4. To get over this difficulty learned counsel for the revision petitioner contended that the period of 60 days for filing the appeal must be computed not from the date of the order as stated in Rule 94 of the Kerala Land Reforms (Tenancy) Rules but must be computed from the date of communication of the copy of the order to the revision petitioner. For this purpose, reliance is placed on the decision reported in the Assistant Transport Commissioner, Lucknow v. Nand Singh, (AIR 1980 SC 15). That was a case where the party applied to the taxation officer claiming exemption from payment of motor vehicles tax. The order dated 24-10-1964 was communicated to the party on 29-10-1964. The period for appeal is 30 days from the date of the order. The Supreme Court held that the time can begin to run only from the date of the communication of the order and not from the date of the order. In so holding the Supreme Court observed as follows (at p. 16):--
'It is plain that mere writing an order in the file kept in the office of the Taxation Officer is no order in the eye of law in the sense of affecting the rights of the parties for whom the order is meant. The order must be communicated either directly or constructively in the sense of making it known, which may make it possible for the authority to say that the party affected must be deemed to have known the order.'
5. On a consideration of the provisions of the Act and the Rules I am of the opinion that the above dictum will not apply to an order passed by the Land Tribunal.
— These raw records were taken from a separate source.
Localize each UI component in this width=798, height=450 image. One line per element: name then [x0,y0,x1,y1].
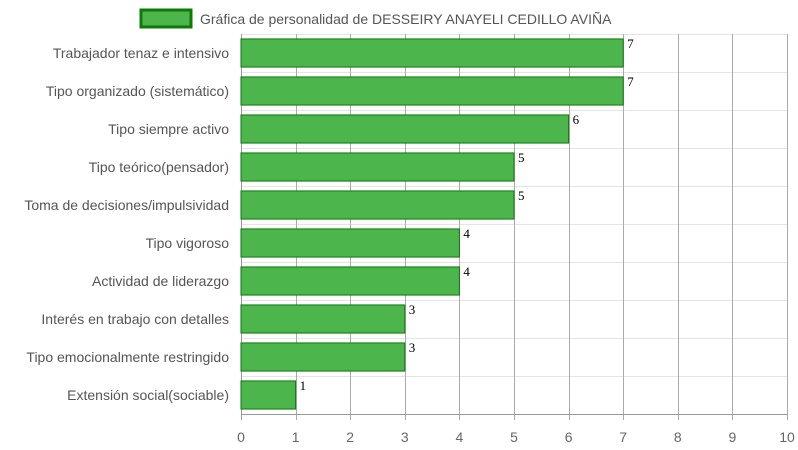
bar[interactable] [240,114,570,144]
legend-label[interactable]: Gráfica de personalidad de DESSEIRY ANAY… [200,11,612,27]
bar[interactable] [240,380,297,410]
category-label: Actividad de liderazgo [92,273,229,289]
bar[interactable] [240,228,460,258]
value-labels: 7 7 6 5 5 4 4 3 3 1 [300,36,635,393]
category-label: Tipo teórico(pensador) [89,159,229,175]
bar[interactable] [240,190,515,220]
x-tick-label: 3 [401,429,409,445]
value-label: 6 [573,112,580,127]
value-label: 3 [409,340,416,355]
value-label: 5 [518,188,525,203]
x-tick-label: 5 [510,429,518,445]
bar[interactable] [240,76,624,106]
x-tick-label: 7 [619,429,627,445]
category-label: Extensión social(sociable) [67,387,229,403]
category-label: Tipo organizado (sistemático) [46,83,229,99]
value-label: 7 [627,36,634,51]
category-label: Tipo emocionalmente restringido [26,349,229,365]
x-tick-label: 0 [237,429,245,445]
x-tick-label: 10 [779,429,795,445]
bar[interactable] [240,38,624,68]
x-tick-label: 6 [565,429,573,445]
legend-swatch[interactable] [139,8,193,29]
x-tick-label: 2 [346,429,354,445]
x-axis-ticks: 0 1 2 3 4 5 6 7 8 9 10 [237,429,795,445]
legend: Gráfica de personalidad de DESSEIRY ANAY… [139,8,612,29]
x-tick-label: 1 [292,429,300,445]
category-label: Tipo siempre activo [108,121,229,137]
value-label: 5 [518,150,525,165]
bar[interactable] [240,342,406,372]
value-label: 1 [300,378,307,393]
category-label: Toma de decisiones/impulsividad [24,197,229,213]
value-label: 3 [409,302,416,317]
value-label: 4 [463,264,470,279]
category-labels: Trabajador tenaz e intensivo Tipo organiz… [24,45,229,403]
x-tick-label: 9 [729,429,737,445]
category-label: Tipo vigoroso [145,235,229,251]
bar[interactable] [240,304,406,334]
x-tick-label: 8 [674,429,682,445]
bars [240,38,624,410]
category-label: Interés en trabajo con detalles [41,311,229,327]
bar[interactable] [240,152,515,182]
category-label: Trabajador tenaz e intensivo [53,45,229,61]
bar[interactable] [240,266,460,296]
value-label: 4 [463,226,470,241]
x-tick-label: 4 [456,429,464,445]
value-label: 7 [627,74,634,89]
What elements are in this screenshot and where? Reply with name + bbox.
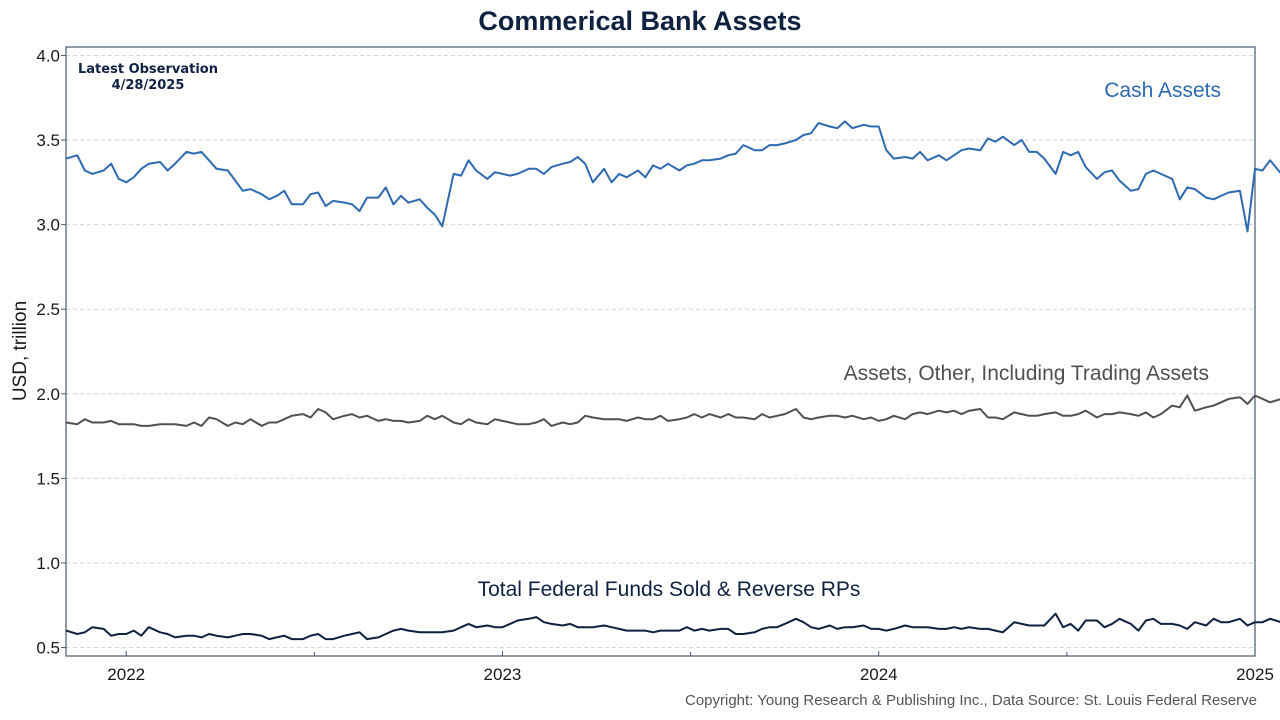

The Land Tribunal is a quasi judicial statutory body created under this statute and is controlled by the various provisions of the statute and the statutory rules. Rule 98 of the Tenancy Rules lays down that the sittings of the Land Tribunal shall be held openly. In otherwords, the Tribunal has to function in so far as the sittings are concerned in the same way as a civil Court is expected to function. The Tribunal shall also maintain a posting book as contemplated in Rule 99. A roll call in accordance with the entries in the posting book in each sitting is required under Rule 100. Rule 101 relates to maintenance of a daily register. It states that it is the duty of the Bench clerk to enter the gist of the orders passed and other proceedings in the daily register and that it is the duty of the Land Tribunal to initial the entries. Parties are entitled to obtain copies of extracts from the daily register. The Land Tribunal is also mandated to maintain an order sheet under Rule 103 of the Rules. A reading of the above mentioned rules shows that in procedural matters covered by these rules there is practically no difference between the functioning of a Land Tribunal and the functioning of a Civil Court. Since the Tribunal holds its sittings openly and since cases are called and disposed of in such open sittings, no separate communication to the parties of an order is necessary, as it would be necessary in the case of orders passed by officers like the one which came up for consideration before the Supreme Court in the decision in AIR 1980 SC 15. In the case of a Land Tribunal governed by the statutory rules referred to above the 'date of the order' could only be the actual date of the order and not the date of communication. Hence I find that the Appellate Authority was right in holding that the appeal was barred by time. The appellate authority was also right in holding that sufficient ground for condoning the delay in filing the appeal was not made. I do not find any ground to interfere with the order of the appellate authority. The revision is dismissed, but without costs.